The enterprise must design the right kind of access journey for the user. For example, it can contextualize you are connected to a familiar Wi-Fi network. But, when you connect to the hairdresser's likely insecure Wi-Fi, it is best to reconfirm authentication. This is how you can become a partner in the security of your own users. Strong customer authentication can be used for mutual assurance that a company is doing the right thing.

How do you communicate the importance of privacy and user consent in cases where organizations experience dismay or fatigue about new privacy laws?

Maler: Maybe not dismay -- more like a big sigh. There is a sense that previously collected consent may no longer be good. Among IT professionals, this is viewed as another challenge we must accept. One response has been to build in the ability to attach version numbers to terms and conditions that could be accepted across different application versions and different countries.

These are the vicissitudes of regulatory changes -- complications come with the territory. I think there is pressure on us to federalize privacy laws, as opposed to state-by-state laws. GDPR was the result of trying to create a digital single market. It sought to increase individual empowerment. Perhaps the best success of GDPR was that enterprises started to feel an imperative to do data inventories and improve data hygiene controls.

In the area of IAM, there is a passionate core of people who care.

I think we will start to see the same thing in the U.S. Because we lack a digital single market in the U.S. around privacy laws, we are suffering. We may be used to doing things differently for California markets -- gasoline is one example -- but now that CCPA and GDPR have been implemented and organizations have to do that for personal data, it is seen as inefficient. I think we are really under pressure to create better regulatory efficiencies.

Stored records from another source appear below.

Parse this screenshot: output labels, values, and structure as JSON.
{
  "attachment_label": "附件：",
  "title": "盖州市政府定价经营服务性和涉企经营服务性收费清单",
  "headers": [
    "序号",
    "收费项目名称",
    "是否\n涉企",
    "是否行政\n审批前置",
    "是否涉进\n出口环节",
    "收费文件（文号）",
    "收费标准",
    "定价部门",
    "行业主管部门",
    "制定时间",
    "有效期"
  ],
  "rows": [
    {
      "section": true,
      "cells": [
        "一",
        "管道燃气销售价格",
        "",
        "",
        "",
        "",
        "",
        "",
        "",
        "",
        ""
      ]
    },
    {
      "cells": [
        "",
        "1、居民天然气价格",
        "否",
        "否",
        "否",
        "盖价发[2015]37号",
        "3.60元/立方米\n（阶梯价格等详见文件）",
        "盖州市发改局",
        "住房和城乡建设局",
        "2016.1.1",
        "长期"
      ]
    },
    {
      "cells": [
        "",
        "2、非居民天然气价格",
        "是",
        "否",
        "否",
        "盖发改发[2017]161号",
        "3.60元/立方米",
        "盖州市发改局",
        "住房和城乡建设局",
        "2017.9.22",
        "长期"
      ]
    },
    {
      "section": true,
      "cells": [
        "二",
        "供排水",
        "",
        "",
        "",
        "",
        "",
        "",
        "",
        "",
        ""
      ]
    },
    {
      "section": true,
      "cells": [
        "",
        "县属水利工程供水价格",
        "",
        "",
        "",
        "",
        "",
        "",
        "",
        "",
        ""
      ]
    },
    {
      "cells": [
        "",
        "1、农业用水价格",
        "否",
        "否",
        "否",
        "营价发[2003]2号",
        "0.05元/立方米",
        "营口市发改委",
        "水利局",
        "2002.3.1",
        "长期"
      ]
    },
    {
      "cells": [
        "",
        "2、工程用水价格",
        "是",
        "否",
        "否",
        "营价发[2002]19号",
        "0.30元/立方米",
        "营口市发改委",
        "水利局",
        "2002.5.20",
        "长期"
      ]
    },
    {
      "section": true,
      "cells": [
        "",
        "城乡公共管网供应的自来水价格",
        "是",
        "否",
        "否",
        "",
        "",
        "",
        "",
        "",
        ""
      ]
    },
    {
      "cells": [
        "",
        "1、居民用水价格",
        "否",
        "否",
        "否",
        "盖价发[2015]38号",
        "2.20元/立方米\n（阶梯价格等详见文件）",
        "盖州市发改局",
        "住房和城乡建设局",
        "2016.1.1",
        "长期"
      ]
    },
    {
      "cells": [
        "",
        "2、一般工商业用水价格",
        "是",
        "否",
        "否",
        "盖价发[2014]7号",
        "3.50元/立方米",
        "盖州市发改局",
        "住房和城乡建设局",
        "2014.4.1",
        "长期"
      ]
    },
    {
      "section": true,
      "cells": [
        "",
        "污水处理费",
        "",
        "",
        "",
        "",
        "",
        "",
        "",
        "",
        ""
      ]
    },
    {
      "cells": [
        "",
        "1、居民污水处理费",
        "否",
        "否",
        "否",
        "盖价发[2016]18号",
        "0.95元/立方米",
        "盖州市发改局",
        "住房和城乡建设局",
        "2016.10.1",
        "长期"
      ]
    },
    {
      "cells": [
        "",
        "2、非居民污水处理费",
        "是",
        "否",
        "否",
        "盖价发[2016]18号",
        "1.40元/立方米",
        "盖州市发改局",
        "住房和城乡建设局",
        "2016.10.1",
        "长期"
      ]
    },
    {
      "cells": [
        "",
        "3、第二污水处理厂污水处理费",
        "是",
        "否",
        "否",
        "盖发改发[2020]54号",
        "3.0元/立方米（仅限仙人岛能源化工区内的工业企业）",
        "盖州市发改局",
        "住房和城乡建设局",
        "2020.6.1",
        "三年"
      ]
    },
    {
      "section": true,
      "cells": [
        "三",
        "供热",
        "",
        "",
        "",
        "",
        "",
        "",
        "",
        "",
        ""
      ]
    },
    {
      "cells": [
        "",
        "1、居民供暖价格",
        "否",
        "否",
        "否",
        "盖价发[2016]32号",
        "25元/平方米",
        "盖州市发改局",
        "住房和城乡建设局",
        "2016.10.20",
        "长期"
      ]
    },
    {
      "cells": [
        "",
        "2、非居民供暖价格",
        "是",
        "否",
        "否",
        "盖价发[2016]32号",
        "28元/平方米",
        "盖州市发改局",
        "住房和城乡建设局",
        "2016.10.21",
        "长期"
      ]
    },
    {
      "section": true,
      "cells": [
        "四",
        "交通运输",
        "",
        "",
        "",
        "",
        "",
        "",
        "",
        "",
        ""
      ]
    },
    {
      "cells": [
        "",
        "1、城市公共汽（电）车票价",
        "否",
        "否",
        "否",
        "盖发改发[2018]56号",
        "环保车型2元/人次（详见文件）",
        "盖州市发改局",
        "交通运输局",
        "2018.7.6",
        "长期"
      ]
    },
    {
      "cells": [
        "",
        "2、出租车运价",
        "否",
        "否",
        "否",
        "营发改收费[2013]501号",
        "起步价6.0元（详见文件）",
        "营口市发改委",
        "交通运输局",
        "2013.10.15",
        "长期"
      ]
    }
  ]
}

You've identified yourself as an UMAnitarian -- do you find your work with User-Managed Access and data privacy fulfilling?

Maler: Those of us who have worked on standards in this area for a long time tend to be passionate about digital identity in general. It is hard not to be passionate about the digital capture of a part of you. In the area of IAM, there is a passionate core of people who care. There is even a bunch of people who have a rock-and-roll band together!

In IAM, there is always some work that is in flux. We can absolutely do better and actualize more mature standards. I'm excited about what we can do better.

When it comes to the future of data privacy, what are you excited about in particular -- new attitudes, new technology, new regulation?

Maler: I don't know many people who are necessarily excited about new regulation. We are investigating an area that is the talk of the IAM industry: decentralized identity. It sort of remains to prove itself, but that's something we are keeping an eye on.

We also believe identity relationship management is crucially important to the future of data privacy. For example, in the healthcare industry, regulations are increasing pressure on organizations to reduce what they call 'information-blocking' or 'data-blocking maneuvers.' There are attempts to ensure healthcare providers do not stop patients from accessing their healthcare information. Enabling people to share information with other parties is important in healthcare. The future of identity is about relationships.